Evens Andrew M
Division of Blood Disorders, Rutgers Cancer Institute, Rutgers Robert Wood Johnson Medical School, New Brunswick, New Jersey, USA.
Hematol Oncol. 2025 Jun;43 Suppl 2(Suppl 2):e70066. doi: 10.1002/hon.70066.
The treatment landscape for newly diagnosed classical Hodgkin lymphoma (cHL) has seen remarkable advancements over the past decade, which have been fueled by improved prognostication and response-adapted techniques, and primarily driven by randomized clinical trials, especially via the incorporation of novel targeted therapeutic agents into frontline therapy. The studies include several recent landmark clinical trials that integrated novel targeted therapeutic agents into frontline therapy for adolescents and adults with cHL. For early-stage disease, the completion of PET-based response-adapted studies has resulted in refined therapeutic approaches, particularly informing the amount and type of chemotherapy as well as the impact of radiotherapy, balancing immediate efficacy with the mitigation of post-acute and long-term consequences. In untreated advanced-stage cHL, the integration of brentuximab vedotin and checkpoint inhibitors has ushered in a new therapeutic era with improved patient outcomes with progressive-free survival rates exceeding 90%. In addition, outcomes have significantly improved for older cHL patients, partly due to the understanding of the unique needs of this patient population (e.g., the impact of geriatric assessments) and vis-à-vis frontline regimens that have incorporated targeted therapeutic agents. Future directions in cHL emphasize the need for prospective clinical trials that include dynamic clinical prediction models, metabolic tumor burden, ctDNA, and other critical biomarkers to establish predictive factors of treatment effect that yield individualized therapeutic options for patients. Continued innovations in frontline therapy, coupled with efforts to address unmet needs in specific populations, promise to enhance survival rates further and preserve long-term quality of life for all individuals with cHL.

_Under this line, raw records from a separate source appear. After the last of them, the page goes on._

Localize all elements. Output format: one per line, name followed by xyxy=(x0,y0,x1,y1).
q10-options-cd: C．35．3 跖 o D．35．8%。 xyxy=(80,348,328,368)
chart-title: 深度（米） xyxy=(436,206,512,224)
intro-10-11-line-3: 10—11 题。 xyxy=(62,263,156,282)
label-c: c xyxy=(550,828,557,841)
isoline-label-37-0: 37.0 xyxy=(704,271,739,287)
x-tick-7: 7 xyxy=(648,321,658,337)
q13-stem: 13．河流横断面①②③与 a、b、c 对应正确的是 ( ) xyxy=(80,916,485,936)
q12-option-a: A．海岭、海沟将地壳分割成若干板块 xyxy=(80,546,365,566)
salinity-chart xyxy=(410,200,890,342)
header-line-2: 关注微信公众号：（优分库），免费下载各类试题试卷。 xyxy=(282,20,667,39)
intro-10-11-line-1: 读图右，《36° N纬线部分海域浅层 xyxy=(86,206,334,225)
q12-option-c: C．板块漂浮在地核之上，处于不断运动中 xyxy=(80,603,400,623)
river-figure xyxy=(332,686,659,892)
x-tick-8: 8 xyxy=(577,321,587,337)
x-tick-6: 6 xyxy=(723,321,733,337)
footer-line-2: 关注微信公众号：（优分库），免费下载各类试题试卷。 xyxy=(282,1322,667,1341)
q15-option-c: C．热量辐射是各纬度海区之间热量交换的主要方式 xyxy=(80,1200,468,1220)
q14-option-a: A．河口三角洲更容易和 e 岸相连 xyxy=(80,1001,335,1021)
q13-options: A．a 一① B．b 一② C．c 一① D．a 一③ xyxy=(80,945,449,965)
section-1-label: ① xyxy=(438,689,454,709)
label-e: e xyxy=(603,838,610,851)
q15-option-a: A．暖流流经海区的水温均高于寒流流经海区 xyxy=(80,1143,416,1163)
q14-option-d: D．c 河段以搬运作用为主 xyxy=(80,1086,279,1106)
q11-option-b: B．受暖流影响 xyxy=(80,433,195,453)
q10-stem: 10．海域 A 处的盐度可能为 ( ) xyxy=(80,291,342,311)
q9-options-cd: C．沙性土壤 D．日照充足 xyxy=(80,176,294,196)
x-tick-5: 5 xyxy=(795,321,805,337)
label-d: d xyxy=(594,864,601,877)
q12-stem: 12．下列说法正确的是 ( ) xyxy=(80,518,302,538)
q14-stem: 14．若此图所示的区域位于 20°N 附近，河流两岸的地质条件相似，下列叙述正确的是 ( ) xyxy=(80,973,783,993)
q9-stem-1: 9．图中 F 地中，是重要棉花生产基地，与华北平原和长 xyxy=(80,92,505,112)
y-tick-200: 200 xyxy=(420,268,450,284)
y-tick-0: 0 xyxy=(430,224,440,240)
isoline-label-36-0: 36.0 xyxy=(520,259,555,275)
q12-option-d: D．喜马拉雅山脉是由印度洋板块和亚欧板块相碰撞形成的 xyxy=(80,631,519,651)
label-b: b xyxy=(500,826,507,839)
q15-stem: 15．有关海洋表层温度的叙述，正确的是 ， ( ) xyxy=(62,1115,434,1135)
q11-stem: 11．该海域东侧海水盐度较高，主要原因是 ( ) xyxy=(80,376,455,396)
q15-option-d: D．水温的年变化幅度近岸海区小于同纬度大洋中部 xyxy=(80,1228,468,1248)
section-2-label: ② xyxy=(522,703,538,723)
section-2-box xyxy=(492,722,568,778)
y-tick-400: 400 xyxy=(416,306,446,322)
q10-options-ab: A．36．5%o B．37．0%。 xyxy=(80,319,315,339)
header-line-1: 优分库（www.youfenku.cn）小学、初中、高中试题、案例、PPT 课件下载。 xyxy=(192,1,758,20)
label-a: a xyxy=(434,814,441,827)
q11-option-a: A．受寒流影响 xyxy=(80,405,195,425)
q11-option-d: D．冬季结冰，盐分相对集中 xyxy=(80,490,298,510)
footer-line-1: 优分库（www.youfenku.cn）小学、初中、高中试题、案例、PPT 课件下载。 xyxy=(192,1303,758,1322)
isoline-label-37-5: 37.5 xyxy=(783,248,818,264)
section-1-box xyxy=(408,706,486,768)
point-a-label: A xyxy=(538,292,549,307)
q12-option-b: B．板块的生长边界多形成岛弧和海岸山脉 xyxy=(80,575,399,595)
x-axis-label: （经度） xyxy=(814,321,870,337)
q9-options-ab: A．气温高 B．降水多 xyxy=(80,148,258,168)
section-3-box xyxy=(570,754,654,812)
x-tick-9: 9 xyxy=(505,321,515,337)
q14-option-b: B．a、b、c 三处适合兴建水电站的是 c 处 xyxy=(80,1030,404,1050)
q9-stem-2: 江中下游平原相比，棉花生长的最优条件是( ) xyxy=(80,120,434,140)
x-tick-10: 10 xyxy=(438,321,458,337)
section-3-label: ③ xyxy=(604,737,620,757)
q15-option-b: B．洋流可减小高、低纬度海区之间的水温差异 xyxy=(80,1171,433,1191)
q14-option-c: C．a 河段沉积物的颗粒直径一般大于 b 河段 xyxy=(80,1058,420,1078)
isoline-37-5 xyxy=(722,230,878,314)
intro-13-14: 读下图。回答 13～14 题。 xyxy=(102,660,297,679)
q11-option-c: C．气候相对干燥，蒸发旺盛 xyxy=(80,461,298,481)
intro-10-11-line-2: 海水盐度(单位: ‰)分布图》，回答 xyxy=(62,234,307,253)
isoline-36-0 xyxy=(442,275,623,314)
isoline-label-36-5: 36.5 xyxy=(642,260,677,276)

在过去十年中,新诊断的经典型霍奇金淋巴瘤(cHL)的治疗格局取得了显著进展,这得益于预后评估和适应性治疗技术的改进,主要由随机临床试验推动,特别是通过将新型靶向治疗药物纳入一线治疗。这些研究包括最近的几项具有里程碑意义的临床试验,这些试验将新型靶向治疗药物纳入了青少年和成人cHL的一线治疗。对于早期疾病,基于PET的适应性反应研究的完成带来了更精细的治疗方法,特别是在化疗的剂量和类型以及放疗的影响方面提供了指导,在平衡即时疗效与减轻急性和长期后果之间取得了平衡。在未经治疗的晚期cHL中,将维布妥昔单抗和检查点抑制剂相结合开创了一个新的治疗时代,患者预后得到改善,无进展生存率超过90%。此外,老年cHL患者的预后也有显著改善,部分原因是对该患者群体独特需求的认识(例如老年评估的影响)以及针对纳入靶向治疗药物的一线治疗方案。cHL的未来发展方向强调需要进行前瞻性临床试验,包括动态临床预测模型、代谢肿瘤负荷、ctDNA和其他关键生物标志物,以建立治疗效果的预测因素,为患者提供个性化治疗选择。一线治疗的持续创新,加上满足特定人群未满足需求的努力,有望进一步提高生存率,并为所有cHL患者保留长期生活质量。